La "punition" de cet entraîneur de foot ? Coacher une équipe féminine

C’est une news que l’on croirait sortie du Gorafi. Ou plutôt, de sa version germanique. Accusé de “comportement antisportif” après s’en être pris à un arbitre lors d’un match de quatrième division régionale en janvier dernier, Heiko Vogel, l’entraîneur de l’équipe de foot du Borussia Mönchengladbach, s’est vu sévèrement réprimandé par la Fédération ouest-allemande de football (WDFV). La sanction ? 1 500 euros d’amende. Mais surtout, l’obligation de devoir entraîner une équipe féminine.

Entraîner, d’accord, mais “ponctuellement”, comme le précise RMC Sport.

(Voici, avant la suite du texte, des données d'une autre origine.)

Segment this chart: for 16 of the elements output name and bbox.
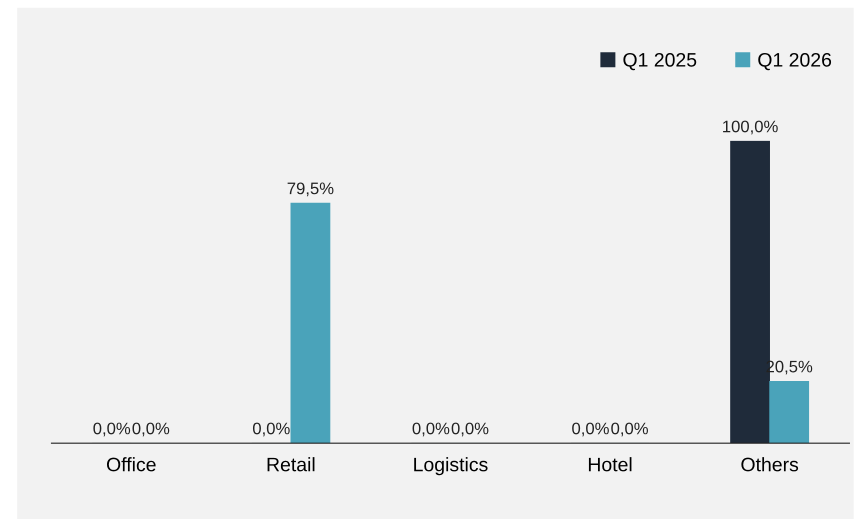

Oui oui, ce n’est pas une blague. Cet entraînement d’une équipe de foot féminin durant six séances (seulement) serait donc à caser dans la même catégorie que l’amende à payer, ou encore que l’exclusion du banc dudit entraîneur lors des deux prochaines rencontres de l’équipe du Borussia Mönchengladbach. Une analogie pas vraiment flatteuse.

“Cela démontre qu’à quelque niveau que ce soit, les femmes et les filles jouant au football ne sont pas prises autant au sérieux que les hommes et les garçons, puisqu’elle place l’entraînement d’une équipe féminine au même niveau qu’un travail social”, a réagi l’association féministe Frauen im Fussball (Les femmes dans le football).

Vidéo: Le XI des joueurs qui font une meilleure carrière avec leur sélection qu’en club (Dailymotion)

“Une honte pour le football allemand”

Borussia Monchengladbach’s under-23 coach Heiko Vogel was ordered to train the women’s team as a punishment for “unsporting behaviour,” the West German FA confirmed to @uersfeld. https://t.co/XHT84eVxai

“Le football féminin est un sport, et celles qui y participent sont aussi professionnelles que leurs homologues masculins. Si vous accordez malgré tout de bonnes intentions aux ligues de football, cela envoie quand même un message fatal, car entraîner une équipe féminine ou de filles fait partie ici d’une punition après une faute”, ont développé les porte-paroles de Frauen im Fussball. Difficile d’envoyer un message plus discriminatoire, d’autant plus lorsqu’il émane directement d’une fédération de football.

Face aux réactions indignées, la Fédération ouest-allemande de football n’a d’ailleurs aucunement réagi. Pour le moment du moins. Le flot de commentaires critiques et la médiatisation de l’événement pourrait bien changer la donne. “Pourquoi ces joueuses devraient-elles vouloir apprendre quelque chose de Heiko Vogel ? C’est lui qui pourrait s’instruire, dans les cours d’anti sexisme par exemple”, fustige une internaute. “En quoi le coaching d’une équipe féminine est-il une punition ? C’est juste du sexisme”, poursuit une autre à l’unisson.

“Honteux. Cela montre à quel point les fédérations apprécient leurs équipes féminines, si elles pensent que les coacher est une punition. C’est embarrassant pour le Borussia Monchengladbach et aussi pour le football allemand. Je ne peux même pas imaginer ce que les joueuses de l’équipe féminine doivent penser”, s’alarme encore un spectateur anonyme. Les paroles des footballeuses n’ont pas encore été recueillies.